Giving thanks for the calling of engineers
This is a transcript of a Thought for the Day given by David Wilkinson on Boxing Day, 2025. The episode of the Today show on which it appeared was edited by Sir James Dyson.
If, in the beauty of rural Northumberland, you see an electricity pylon messing up the view, I confess I know the person responsible – my Dad! As a planning engineer with the electricity board, he didn’t have a strong aesthetic sense, but he was a hands-on problem solver with a passion to serve others and create new ways to improve life through resilient and efficient power supplies.
When he became a Christian, his faith had the same focus. In the words of the New Testament letter of James, he took seriously being a ‘doer of the word, not a hearer only’. Indeed, if he had been present in the biblical account when Jesus was surrounded by a crowd in a house in Capernaum, he wouldn’t have complained from afar, but he would have been one of those who demolished the roof to get their paralysed friend to see Jesus.
As an engineer he joined more distinguished names whose faith encouraged them to get their hands dirty in exploring the world and making it a better place. These included pioneers of electricity and magnetism, Michael Faraday and James Clerk Maxwell, through to ‘Hidden Figures’ such as the NASA mathematician of spaceflight Katherine Johnson. They saw the laws and materials of the physical world, and the ability to ask and pursue questions, as gifts from God.

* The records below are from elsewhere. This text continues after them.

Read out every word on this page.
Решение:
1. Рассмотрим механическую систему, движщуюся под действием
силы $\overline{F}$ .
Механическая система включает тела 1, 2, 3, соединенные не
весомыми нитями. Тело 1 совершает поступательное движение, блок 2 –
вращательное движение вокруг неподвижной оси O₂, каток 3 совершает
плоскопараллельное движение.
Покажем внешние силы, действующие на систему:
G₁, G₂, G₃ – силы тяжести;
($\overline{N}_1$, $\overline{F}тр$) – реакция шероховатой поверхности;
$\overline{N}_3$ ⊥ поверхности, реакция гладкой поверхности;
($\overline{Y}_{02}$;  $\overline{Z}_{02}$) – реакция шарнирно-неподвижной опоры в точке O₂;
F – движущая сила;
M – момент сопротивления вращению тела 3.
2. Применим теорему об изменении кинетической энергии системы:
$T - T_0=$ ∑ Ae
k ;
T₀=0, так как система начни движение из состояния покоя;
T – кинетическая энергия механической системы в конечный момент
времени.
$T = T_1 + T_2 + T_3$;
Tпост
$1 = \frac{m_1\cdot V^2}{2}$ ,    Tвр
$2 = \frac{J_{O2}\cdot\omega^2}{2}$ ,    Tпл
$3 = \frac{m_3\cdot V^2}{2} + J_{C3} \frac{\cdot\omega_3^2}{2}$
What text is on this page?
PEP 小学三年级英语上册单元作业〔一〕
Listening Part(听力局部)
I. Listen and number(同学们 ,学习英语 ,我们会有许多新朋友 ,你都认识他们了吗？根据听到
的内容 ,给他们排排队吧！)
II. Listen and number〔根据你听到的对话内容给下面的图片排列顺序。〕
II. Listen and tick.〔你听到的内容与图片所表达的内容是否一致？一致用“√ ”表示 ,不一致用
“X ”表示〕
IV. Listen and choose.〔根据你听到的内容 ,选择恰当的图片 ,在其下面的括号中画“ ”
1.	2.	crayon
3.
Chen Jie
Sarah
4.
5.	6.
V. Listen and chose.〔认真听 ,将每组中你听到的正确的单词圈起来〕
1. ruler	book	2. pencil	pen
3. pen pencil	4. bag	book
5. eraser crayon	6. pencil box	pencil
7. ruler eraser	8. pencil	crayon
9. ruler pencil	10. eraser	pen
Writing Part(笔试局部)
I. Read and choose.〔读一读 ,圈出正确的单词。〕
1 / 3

Today is the birthday in 1791 of Charles Babbage, sometimes called the ‘father of the computer’. He was an extraordinary inventor, engineer and theologian. In his book On the Power, Wisdom and Goodness of God, he saw God creating and sustaining the laws of physics by which the universe develops, and that these faithful and universal laws can be used to solve problems and design machines. To be made in the image of a creative God was to have the capacity to create.
Some religious people have occasionally exalted the spiritual at the expense of the physical, seeing the priest as more important than the engineer. But the Christian tradition for me has always affirmed the value of the physical. It is about a God who becomes human flesh in Jesus.
Having landed on the surface of the Moon, Buzz Aldrin took the bread and wine of Holy Communion and read from John’s gospel the words of Jesus: ‘without me you can do nothing’. He was giving thanks for the brilliance of the Apollo engineers who had got him safely there, and to the God who had made a world in which such exploration was possible.
Today, I too give thanks for engineers and their holy calling.